A small AI-assisted experiment: turn Wikipedia’s own citation and source-maintenance tags into a searchable list of publishing opportunities for founders, marketers, researchers, and agents.
Credit
This was inspired by an Enso experiment. I used that spark to build a focused version around Wikipedia citation and source-maintenance signals.
The short version
I used the March 2026 English Wikipedia Kiwix snapshot, scanned it for existing citation, verifiability, source, original-research, and link-rot maintenance templates, then turned the matches into a small SQLite-backed search app.
The product does not invent gaps. It only shows places where Wikipedia already marks a page or passage as needing better sourcing.
What the pipeline did
- Downloaded the English Wikipedia no-image ZIM snapshot from March 2026.
- Scanned candidate pages for official maintenance templates such as citation needed, more reliable sources, original research, verifiability, and link-rot cleanup.
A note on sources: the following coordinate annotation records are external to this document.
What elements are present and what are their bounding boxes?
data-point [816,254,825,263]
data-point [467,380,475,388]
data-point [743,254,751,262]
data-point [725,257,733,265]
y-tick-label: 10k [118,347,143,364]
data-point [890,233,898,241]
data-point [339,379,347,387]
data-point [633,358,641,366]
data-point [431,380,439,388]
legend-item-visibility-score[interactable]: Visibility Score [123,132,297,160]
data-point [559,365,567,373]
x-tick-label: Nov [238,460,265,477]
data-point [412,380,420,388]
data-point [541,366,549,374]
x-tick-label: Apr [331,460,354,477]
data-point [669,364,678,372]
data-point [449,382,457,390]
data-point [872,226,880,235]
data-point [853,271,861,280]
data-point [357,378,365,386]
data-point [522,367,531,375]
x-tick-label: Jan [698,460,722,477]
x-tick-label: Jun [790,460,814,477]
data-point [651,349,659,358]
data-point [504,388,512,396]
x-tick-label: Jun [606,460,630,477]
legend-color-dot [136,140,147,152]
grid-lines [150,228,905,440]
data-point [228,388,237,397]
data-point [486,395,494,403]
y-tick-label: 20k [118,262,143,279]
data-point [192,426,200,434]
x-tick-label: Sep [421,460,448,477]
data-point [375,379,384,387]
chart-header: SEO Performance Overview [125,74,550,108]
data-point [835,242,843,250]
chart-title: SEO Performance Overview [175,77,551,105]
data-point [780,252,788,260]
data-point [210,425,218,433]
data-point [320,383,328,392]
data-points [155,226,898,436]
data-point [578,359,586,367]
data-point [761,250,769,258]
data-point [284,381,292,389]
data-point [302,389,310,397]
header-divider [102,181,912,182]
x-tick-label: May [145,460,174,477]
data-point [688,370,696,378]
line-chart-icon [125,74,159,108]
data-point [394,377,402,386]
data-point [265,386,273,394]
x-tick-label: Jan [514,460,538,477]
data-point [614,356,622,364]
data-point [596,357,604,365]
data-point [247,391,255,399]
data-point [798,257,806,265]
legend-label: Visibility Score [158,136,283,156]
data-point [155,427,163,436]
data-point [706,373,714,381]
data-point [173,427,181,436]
- Extracted the article title, Wikipedia URL, template type, nearby passage, section context, and supporting evidence.
- Filtered the output into a high-signal CSV and SQLite database.
- Built a simple static site with a Node server, public preview search, authenticated exports, API endpoints, and an MCP endpoint for agents.
What came out
- 913,965 candidate Wikipedia pages checked.
- 6,487 citation/source opportunities extracted.
- 5,136 unique articles with a usable maintenance signal.
- 0 extraction errors in the final run.
- Updated from the March 2026 English Wikipedia snapshot.
How to read a result
A result is not a promise that Wikipedia will cite you. It is a signal that an existing article has a sourcing problem. The useful move is to publish something genuinely helpful: a dataset, benchmark, primary research page, expert explainer, source comparison, or documentation page that makes the article easier to verify.
Why there is a free cap
The public site shows two examples per query so people can understand the idea without turning the dataset into a bulk export. Full access unlocks the complete CSV/JSON dataset, higher API search limits, and MCP tools.
Built with AI, but grounded in source data
AI helped with coding, interface copy, deployment, and verification. The underlying opportunities come from the Wikipedia snapshot and the extracted maintenance tags, not from AI guessing what Wikipedia might need.